Семён и Иван встретили лакея государыни с уважением. О нём и речь даже ища, когда он неожиданно вошёл, будто осведомится: были ли и сделали ли дело?
Ответ дан положительный. С полавочником и завязался разговор. Слово за слово. Людей сошлось немало в мастерскую — все ещё работали, как и утрём, когда был Ваня в мастерской.
Мастеровые во дворцах многое знали, про многое желали осведомиться. Зашла речь о маскараде и участниках.
— Вот и Алексея Гаврилыча я видел, — заговорил незадолго перед тем вошедший товарищ Суворова и Прокофьева, — шёл таково скоро и, видно, не в себе… Ругался страх как!
— Что он такое, в самом деле? — спросил Иван будто с простым участием о виденном здесь человеке.
— Алёша-то? — ответил Суворов. — Он истинно порой бывает как бы не в себе. Да и то сказать: кому бы не довелось перетерпеть столько, как ему… может, ещё хуже бы был… Чем он только живёт?.. Коли бы не Андрей Матвеевич призревал да снабжал всем, что требуется, — Алёше бы в мир пришлось… с рукой идти. Мать его всего обобрала: для сына, говорит, а может, и сыну не дала ещё… Такая карга крепкая… Вы-то, смею спросить, не сродни ли как? Тоже прозываетесь Балакиревым?
— Должно быть, мы родные! — ответил неохотно Ваня, не расположенный после высказанной оценки бабушки распространяться о семейных делах своих с людьми, уже предубеждёнными словами отца.
Ване только стало тяжелее. Простые слова Ивана Ивановича не в бровь, а в самый глаз попали… Он, Ваня, выходит, обиратель отца?.. По милости его, Ваниной, даже отец стареет без куска хлеба. Совесть не была у Вани испорчена настолько, чтобы холодно принимать несчастие и неблизкого по родству человека. Он готов был всем поделиться с отцом, но требования, им поставленные, были невыполнимы для Вани. Теперь уйти от Монса он уже не мог никак. А обратиться в злодея и предателя человека, к нему расположенного, Ваня также не мог. Такое предложение возмущало робкую совесть недовольного собою Ивана Балакирева. Ему и не настолько близкого человека предать, даже в малости, совесть бы не позволила.
Слова Суворова вызвали в Ване душевную бурю.
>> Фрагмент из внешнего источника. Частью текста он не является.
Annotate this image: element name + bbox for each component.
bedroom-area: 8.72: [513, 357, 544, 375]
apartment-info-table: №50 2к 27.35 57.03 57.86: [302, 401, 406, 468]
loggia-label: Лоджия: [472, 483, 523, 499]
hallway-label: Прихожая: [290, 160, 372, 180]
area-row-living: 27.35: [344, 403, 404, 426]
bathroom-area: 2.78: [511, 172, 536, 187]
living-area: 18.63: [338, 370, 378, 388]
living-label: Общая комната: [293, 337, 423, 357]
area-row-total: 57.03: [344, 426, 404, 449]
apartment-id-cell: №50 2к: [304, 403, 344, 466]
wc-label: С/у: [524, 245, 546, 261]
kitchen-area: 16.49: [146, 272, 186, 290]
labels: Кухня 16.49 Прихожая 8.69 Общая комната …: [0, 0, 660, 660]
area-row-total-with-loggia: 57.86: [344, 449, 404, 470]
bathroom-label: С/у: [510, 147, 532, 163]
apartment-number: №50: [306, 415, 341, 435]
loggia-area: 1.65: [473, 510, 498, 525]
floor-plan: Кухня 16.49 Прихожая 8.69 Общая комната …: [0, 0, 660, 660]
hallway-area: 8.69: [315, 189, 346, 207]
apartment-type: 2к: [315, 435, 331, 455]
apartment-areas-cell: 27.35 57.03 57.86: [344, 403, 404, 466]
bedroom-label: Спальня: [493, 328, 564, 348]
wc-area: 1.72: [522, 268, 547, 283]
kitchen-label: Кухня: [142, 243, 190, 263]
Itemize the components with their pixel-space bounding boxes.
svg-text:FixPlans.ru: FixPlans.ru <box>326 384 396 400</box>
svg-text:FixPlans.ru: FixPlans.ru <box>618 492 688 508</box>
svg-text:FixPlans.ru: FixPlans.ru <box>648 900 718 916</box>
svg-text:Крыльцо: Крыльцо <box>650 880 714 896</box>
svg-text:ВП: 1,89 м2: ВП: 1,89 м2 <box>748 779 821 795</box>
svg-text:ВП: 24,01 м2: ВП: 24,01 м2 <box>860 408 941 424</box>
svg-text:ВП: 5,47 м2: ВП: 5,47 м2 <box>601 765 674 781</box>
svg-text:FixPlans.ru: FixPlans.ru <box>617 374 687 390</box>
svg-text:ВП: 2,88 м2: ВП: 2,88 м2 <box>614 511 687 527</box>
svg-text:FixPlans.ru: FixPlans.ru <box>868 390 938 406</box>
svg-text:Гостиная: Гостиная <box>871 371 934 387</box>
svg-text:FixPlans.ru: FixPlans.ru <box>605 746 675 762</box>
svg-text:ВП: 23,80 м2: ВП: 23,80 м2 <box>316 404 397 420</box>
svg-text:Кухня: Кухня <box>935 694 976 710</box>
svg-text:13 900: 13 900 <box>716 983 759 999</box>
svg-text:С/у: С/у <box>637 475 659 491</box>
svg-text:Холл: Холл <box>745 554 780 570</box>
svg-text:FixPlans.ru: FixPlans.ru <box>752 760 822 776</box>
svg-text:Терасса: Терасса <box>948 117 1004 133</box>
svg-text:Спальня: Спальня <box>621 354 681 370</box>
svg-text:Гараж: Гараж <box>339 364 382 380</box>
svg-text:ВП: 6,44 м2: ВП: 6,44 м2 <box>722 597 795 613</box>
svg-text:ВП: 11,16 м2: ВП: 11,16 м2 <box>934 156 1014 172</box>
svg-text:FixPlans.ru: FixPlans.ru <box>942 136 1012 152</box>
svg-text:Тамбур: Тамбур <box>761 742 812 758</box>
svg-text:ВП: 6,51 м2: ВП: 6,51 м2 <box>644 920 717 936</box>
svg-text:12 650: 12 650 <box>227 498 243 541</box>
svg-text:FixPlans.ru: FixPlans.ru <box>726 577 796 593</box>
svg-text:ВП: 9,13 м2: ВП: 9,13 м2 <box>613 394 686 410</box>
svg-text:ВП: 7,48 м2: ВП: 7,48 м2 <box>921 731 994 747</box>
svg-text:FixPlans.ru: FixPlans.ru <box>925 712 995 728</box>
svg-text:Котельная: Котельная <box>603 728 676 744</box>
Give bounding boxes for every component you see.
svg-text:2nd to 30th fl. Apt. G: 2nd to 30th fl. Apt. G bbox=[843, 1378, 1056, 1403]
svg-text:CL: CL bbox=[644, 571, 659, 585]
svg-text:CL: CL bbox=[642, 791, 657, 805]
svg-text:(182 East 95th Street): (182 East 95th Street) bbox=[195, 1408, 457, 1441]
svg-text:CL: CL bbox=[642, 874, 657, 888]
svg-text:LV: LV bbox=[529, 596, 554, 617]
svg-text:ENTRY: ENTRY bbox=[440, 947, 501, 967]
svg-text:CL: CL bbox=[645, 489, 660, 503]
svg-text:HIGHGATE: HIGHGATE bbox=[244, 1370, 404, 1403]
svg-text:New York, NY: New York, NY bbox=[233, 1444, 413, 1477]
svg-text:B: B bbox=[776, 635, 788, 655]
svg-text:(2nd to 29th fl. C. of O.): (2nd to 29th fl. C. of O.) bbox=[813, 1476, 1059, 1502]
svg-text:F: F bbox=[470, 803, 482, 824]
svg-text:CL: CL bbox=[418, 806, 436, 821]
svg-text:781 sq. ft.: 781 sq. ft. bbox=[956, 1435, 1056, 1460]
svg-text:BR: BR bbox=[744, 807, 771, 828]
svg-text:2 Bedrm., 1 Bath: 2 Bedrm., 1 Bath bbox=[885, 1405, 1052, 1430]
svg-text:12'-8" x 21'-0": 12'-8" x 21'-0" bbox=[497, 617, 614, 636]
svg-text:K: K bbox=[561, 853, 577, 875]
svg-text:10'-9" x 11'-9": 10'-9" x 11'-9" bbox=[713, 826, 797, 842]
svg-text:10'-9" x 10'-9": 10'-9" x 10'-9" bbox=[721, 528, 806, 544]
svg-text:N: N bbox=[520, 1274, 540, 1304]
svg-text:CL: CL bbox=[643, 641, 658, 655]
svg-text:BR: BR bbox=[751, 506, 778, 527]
Тем более что ему, с его нравственными убеждениями, была хорошо знакома борьба рассудка с совестью.
Со времени пребывания в Риге Иван Балакирев привык утолять скорбь душевную хмелем, и теперь он поспешил неприметно удалиться, молча распрощавшись кивком головы с присутствовавшими, чтобы выпить не откладывая.
— Ну… этот, видно, впрямь Алешкин сын… тоже походит на его, — заметил вслед исчезнувшему подмастерье Прокофьев, знавший Алексея Балакирева по давнему соседству с ним.
— Может, так, а может, и не так, — простодушно возразил Суворов. — Может, не показалася ему и наша кумпанья… в золоте ходит и беседы ищет не такой, как наша… Мы, к делу и не к делу, с Иваном Елкиным[336] в дружбу норовим, а ему… выше подымай… виноградного надо.
— Не побрезговал, одначе, и хлебным.
— Зато и не показалось.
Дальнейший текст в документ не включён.